Cinta Terpendam: Perjalanan Selia Menyatakan Perasaan

Posted on

Hai, kamu pernah ngerasain suka sama orang tapi diem-diem aja? Kayak, nunggu waktu yang pas buat bilang, tapi juga takut kalau semuanya bakal jadi awkward.

Nah, cerpen ini bercerita tentang Selia, secret admirernya Dylan seseorang yang selalu bisa bikin jantungnya berdegup kencang! Yuk, ikuti perjalanan Selia yang berani ngungkapin perasaannya dan lihat bagaimana cinta terpendam ini bisa jadi kisah yang manis dan bikin baper! Let’s go…

 

Cinta Terpendam

Jejak di Antara Kita

Sekolah menengah atas itu dipenuhi oleh kebisingan suara tawa dan riuhnya anak-anak muda yang saling bercengkerama. Di salah satu sudut kelas, seorang gadis bernama Selia duduk di bangkunya, matanya tertuju pada jendela. Dia melihat ke luar, memperhatikan hujan rintik-rintik yang jatuh dari langit, seolah-olah mencerminkan perasaannya yang bergejolak. Dalam hatinya, terbersit sebuah rasa yang tak terungkapkan, rasa cinta yang dalam kepada seorang cowok pendiam di kelasnya, Dylan.

Selia sering kali memandangi Dylan dari jauh. Dia tahu Dylan adalah sosok yang tak banyak bicara, namun ada sesuatu yang menarik dari dirinya. Dengan wajah tampan dan aura tenang yang dimilikinya, Dylan seperti magnet yang membuat Selia tak bisa berpaling. Rasa penasaran itu semakin tumbuh ketika dia melihat Dylan membantu teman-teman sekelasnya dengan penuh kesabaran, senyumnya yang tulus selalu membuat suasana di sekelilingnya menjadi lebih cerah.

“Gimana, Sel? Kamu mau ikut diskusi tentang tugas seni nanti?” tanya Mira, sahabat Selia, yang tiba-tiba muncul di sampingnya.

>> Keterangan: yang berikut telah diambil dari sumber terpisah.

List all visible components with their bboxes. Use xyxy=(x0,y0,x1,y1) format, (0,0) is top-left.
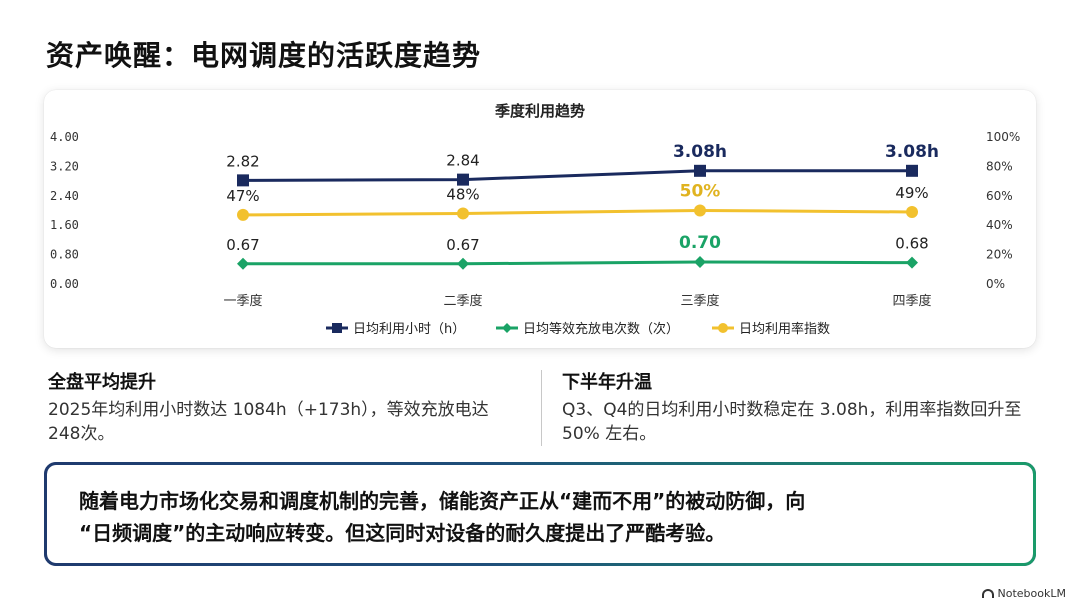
x-tick-label: 一季度 xyxy=(223,293,262,309)
data-label: 0.67 xyxy=(446,236,479,254)
y-left-tick: 2.40 xyxy=(50,189,79,203)
series-point-2 xyxy=(457,207,469,220)
data-label: 0.68 xyxy=(895,235,928,253)
x-tick-label: 二季度 xyxy=(443,293,482,309)
y-right-tick: 80% xyxy=(986,159,1013,173)
y-left-tick: 4.00 xyxy=(50,130,79,144)
page-title: 资产唤醒：电网调度的活跃度趋势 xyxy=(46,39,482,72)
notebooklm-logo-icon xyxy=(981,589,994,598)
series-point-0 xyxy=(906,164,918,177)
stat-left: 全盘平均提升 2025年均利用小时数达 1084h（+173h），等效充放电达 … xyxy=(48,368,518,446)
brand-label: NotebookLM xyxy=(997,587,1066,600)
callout-line-1: 随着电力市场化交易和调度机制的完善，储能资产正从“建而不用”的被动防御，向 xyxy=(79,489,806,513)
series-point-1 xyxy=(237,257,249,270)
series-point-2 xyxy=(237,208,249,221)
series-line-2 xyxy=(242,208,913,217)
column-divider xyxy=(541,370,542,446)
y-right-tick: 40% xyxy=(986,218,1013,232)
series-point-0 xyxy=(457,173,469,186)
y-right-tick: 60% xyxy=(986,189,1013,203)
stat-right: 下半年升温 Q3、Q4的日均利用小时数稳定在 3.08h，利用率指数回升至 50… xyxy=(562,368,1042,446)
x-tick-label: 四季度 xyxy=(892,293,931,309)
series-point-1 xyxy=(694,255,706,268)
series-point-0 xyxy=(237,174,249,187)
callout-text: 随着电力市场化交易和调度机制的完善，储能资产正从“建而不用”的被动防御，向 “日… xyxy=(79,485,1009,549)
stat-right-body: Q3、Q4的日均利用小时数稳定在 3.08h，利用率指数回升至 50% 左右。 xyxy=(562,400,1022,444)
y-left-tick: 3.20 xyxy=(50,159,79,173)
y-right-tick: 100% xyxy=(986,130,1020,144)
data-label: 48% xyxy=(446,185,479,203)
data-label: 3.08h xyxy=(885,142,939,162)
callout-line-2: “日频调度”的主动响应转变。但这同时对设备的耐久度提出了严酷考验。 xyxy=(79,521,726,545)
data-label: 3.08h xyxy=(673,142,727,162)
series-point-2 xyxy=(906,205,918,218)
chart-card: 季度利用趋势 4.00 3.20 2.40 1.60 0.80 0.00 100% 80% 60%… xyxy=(44,90,1036,348)
conclusion-callout: 随着电力市场化交易和调度机制的完善，储能资产正从“建而不用”的被动防御，向 “日… xyxy=(44,462,1036,566)
y-left-tick: 0.80 xyxy=(50,248,79,262)
legend-marker xyxy=(332,323,342,333)
legend-label: 日均利用率指数 xyxy=(739,321,830,337)
x-tick-label: 三季度 xyxy=(680,293,719,309)
brand-watermark: NotebookLM xyxy=(981,587,1066,600)
stat-right-heading: 下半年升温 xyxy=(562,372,652,393)
stat-left-body: 2025年均利用小时数达 1084h（+173h），等效充放电达 248次。 xyxy=(48,400,489,444)
data-label: 47% xyxy=(226,187,259,205)
series-line-1 xyxy=(243,260,913,266)
data-label: 50% xyxy=(680,182,721,202)
data-label: 2.82 xyxy=(226,152,259,170)
data-label: 0.70 xyxy=(679,233,721,253)
y-left-tick: 1.60 xyxy=(50,218,79,232)
data-label: 2.84 xyxy=(446,152,479,170)
y-left-tick: 0.00 xyxy=(50,277,79,291)
trend-chart: 季度利用趋势 4.00 3.20 2.40 1.60 0.80 0.00 100% 80% 60%… xyxy=(50,102,1020,337)
legend-label: 日均利用小时（h） xyxy=(353,322,465,337)
series-point-1 xyxy=(457,257,469,270)
chart-title: 季度利用趋势 xyxy=(495,102,585,120)
legend-marker xyxy=(502,323,512,333)
data-label: 49% xyxy=(895,184,928,202)
data-label: 0.67 xyxy=(226,236,259,254)
series-point-1 xyxy=(906,256,918,269)
legend-label: 日均等效充放电次数（次） xyxy=(523,321,679,337)
y-right-tick: 20% xyxy=(986,248,1013,262)
legend-marker xyxy=(718,323,728,333)
stat-left-heading: 全盘平均提升 xyxy=(48,372,156,393)
series-point-2 xyxy=(694,204,706,217)
y-right-tick: 0% xyxy=(986,277,1005,291)
series-line-0 xyxy=(242,169,912,182)
series-point-0 xyxy=(694,164,706,177)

“Hmm, mungkin,” jawab Selia sambil tetap memperhatikan Dylan yang sedang berbincang dengan teman-teman di seberang ruangan.

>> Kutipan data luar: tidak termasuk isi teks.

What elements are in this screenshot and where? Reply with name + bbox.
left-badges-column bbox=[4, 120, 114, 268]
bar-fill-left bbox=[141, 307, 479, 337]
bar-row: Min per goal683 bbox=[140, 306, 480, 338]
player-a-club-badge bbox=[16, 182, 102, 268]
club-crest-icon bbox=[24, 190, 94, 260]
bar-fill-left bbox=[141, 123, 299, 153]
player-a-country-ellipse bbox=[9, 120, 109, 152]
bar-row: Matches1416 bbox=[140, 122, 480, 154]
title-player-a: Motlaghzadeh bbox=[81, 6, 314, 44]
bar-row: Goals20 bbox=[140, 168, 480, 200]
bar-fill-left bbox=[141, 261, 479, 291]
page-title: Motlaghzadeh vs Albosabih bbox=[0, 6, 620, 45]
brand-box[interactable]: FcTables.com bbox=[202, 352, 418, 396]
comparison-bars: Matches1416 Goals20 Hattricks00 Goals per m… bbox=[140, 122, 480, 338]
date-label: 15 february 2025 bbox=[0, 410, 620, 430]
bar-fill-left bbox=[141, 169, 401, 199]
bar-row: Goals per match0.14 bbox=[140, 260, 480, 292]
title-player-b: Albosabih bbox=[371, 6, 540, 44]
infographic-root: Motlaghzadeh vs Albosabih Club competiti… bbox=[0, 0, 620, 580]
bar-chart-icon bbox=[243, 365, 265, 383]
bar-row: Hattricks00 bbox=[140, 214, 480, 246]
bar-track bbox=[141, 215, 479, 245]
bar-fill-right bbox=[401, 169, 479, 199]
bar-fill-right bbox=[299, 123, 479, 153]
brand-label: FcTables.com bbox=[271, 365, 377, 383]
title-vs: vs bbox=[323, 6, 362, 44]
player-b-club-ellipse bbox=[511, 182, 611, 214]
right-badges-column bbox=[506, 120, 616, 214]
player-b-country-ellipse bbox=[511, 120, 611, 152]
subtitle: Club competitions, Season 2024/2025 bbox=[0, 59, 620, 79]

Mira melihat ke arah yang sama, lalu tersenyum nakal. “Kamu masih memikirkan dia, ya? Dylan, si cowok misterius itu?”

“Siapa bilang? Aku cuma… penasaran,” balas Selia, mencoba menutupi rasa malunya.

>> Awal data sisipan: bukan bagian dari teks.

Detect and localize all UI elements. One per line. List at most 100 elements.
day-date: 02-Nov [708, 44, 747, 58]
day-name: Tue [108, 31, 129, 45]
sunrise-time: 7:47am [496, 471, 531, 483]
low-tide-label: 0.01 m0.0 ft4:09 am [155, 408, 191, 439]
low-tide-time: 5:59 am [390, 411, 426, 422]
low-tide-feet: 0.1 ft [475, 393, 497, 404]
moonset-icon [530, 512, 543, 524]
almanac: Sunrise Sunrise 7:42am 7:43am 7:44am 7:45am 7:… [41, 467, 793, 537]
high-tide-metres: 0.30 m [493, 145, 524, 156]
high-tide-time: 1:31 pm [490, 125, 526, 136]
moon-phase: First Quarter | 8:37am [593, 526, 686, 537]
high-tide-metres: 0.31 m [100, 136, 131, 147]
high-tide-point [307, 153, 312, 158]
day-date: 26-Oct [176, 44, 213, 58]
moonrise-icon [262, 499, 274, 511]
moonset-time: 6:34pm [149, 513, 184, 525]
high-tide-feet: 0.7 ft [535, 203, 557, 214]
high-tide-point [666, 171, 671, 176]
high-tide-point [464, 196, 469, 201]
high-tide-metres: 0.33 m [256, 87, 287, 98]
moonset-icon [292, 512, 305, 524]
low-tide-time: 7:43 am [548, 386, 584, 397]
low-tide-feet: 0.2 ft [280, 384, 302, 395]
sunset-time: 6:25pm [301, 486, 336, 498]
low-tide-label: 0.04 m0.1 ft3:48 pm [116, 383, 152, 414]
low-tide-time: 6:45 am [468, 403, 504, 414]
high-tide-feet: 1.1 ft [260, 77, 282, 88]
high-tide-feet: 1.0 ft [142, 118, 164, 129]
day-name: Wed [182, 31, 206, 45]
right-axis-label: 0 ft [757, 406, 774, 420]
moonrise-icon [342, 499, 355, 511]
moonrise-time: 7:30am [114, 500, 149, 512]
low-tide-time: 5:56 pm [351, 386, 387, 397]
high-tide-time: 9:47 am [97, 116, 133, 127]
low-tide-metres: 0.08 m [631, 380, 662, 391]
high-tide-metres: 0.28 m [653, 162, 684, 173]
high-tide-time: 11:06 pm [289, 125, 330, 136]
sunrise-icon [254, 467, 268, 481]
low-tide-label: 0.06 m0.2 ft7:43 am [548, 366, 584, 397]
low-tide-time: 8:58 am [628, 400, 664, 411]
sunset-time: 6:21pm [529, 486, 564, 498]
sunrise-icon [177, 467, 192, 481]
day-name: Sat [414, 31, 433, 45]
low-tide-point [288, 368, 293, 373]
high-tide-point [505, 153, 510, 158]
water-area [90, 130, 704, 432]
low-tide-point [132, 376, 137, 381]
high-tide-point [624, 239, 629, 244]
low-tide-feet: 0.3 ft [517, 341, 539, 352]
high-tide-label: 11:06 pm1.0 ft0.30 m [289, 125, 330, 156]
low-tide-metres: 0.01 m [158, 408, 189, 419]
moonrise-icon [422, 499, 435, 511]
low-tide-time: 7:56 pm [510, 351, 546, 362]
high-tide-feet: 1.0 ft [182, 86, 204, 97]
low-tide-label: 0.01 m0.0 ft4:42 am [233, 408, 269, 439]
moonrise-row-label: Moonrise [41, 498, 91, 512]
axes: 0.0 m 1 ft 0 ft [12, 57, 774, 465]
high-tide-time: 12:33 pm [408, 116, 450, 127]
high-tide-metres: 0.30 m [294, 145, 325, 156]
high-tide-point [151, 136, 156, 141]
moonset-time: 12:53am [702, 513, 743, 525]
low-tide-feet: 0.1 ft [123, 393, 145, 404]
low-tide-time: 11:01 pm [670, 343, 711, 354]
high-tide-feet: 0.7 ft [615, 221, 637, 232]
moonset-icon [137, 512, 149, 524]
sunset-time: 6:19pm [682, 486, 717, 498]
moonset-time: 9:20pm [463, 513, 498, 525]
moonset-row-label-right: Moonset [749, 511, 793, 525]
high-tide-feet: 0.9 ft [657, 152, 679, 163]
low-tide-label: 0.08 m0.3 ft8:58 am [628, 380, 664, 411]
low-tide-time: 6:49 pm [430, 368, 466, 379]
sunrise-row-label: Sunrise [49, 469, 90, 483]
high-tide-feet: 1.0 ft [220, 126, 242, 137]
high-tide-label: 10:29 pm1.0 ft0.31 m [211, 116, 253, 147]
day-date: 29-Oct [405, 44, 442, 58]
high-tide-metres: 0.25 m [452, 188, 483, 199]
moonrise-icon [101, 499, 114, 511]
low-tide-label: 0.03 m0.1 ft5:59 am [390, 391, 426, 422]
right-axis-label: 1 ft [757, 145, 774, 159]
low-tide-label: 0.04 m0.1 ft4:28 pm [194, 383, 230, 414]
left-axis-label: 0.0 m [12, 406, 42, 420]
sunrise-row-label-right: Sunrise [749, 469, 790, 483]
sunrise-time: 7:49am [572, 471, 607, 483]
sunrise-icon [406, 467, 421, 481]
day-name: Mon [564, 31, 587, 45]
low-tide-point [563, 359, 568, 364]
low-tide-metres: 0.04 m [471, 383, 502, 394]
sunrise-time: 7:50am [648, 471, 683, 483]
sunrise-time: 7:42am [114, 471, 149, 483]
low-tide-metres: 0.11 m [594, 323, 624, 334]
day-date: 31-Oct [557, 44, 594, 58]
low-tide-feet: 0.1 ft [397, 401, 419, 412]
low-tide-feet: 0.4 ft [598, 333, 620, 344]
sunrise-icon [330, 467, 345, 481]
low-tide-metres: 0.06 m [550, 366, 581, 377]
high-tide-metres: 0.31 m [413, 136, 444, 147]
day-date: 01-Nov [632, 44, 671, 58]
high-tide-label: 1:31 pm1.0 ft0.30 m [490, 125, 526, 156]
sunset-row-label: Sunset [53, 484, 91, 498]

Mira tertawa. “Coba aja kamu berani bicara sama dia. Mungkin dia bukan se-misterius yang kamu pikirkan!”

Selia menggigit bibirnya. Dia ingin sekali, tetapi kata-kata selalu terjebak di tenggorokannya. Setiap kali dia berusaha untuk mendekati Dylan, rasanya seperti ada dinding yang menghalanginya. Namun, ide untuk mengekspresikan perasaannya lewat karya seni terlintas di benaknya.

Sepulang sekolah, Selia memutuskan untuk menggambar potret Dylan. Dia mengambil pensil dan kertas, kemudian mulai menggambar. Dengan setiap goresan, dia berusaha menangkap setiap detail wajahnya—dari garis rahang yang tegas hingga senyum lembutnya yang selalu membuat hati Selia bergetar. Dia menghabiskan berjam-jam, terhanyut dalam pikirannya sendiri, membayangkan bagaimana rasanya bisa berbicara dengan Dylan tanpa rasa canggung.

“Sel, kamu udah makan belum?” tanya ibunya, yang tiba-tiba muncul di ambang pintu kamar.

“Belum, Ma. Lagi asyik gambar,” jawab Selia tanpa mengalihkan pandangannya dari kertas.

Ibunya mendekat, melihat gambar yang dikerjakan Selia. “Wah, kamu menggambar siapa?”

Selia tersipu. “Cuma gambar teman sekolah,” ujarnya, berusaha terlihat santai.

“Hmm, ada apa dengan teman ini? Kenapa dia sangat spesial buat kamu?” tanya ibunya dengan nada teasing.

“Enggak, Ma. Cuma teman biasa,” Selia menjawab cepat, berusaha menutupi rasa malunya.

Malam itu, Selia menyelesaikan gambar potret Dylan. Dia merasa puas, tetapi keraguan masih menggerogoti hatinya. “Apa dia akan menyukainya? Atau bahkan memperhatikanku?” pikirnya.

Setelah beberapa hari bertahan dengan rasa penasaran, Selia memutuskan untuk meninggalkan gambar potret Dylan di mejanya. Dia menggulung gambar itu rapi dan menuliskan di amplop putih, “Untuk Kamu.” Rasa takut dan gugup menyelimutinya, tetapi dia tahu ini adalah kesempatan yang mungkin tidak akan datang lagi.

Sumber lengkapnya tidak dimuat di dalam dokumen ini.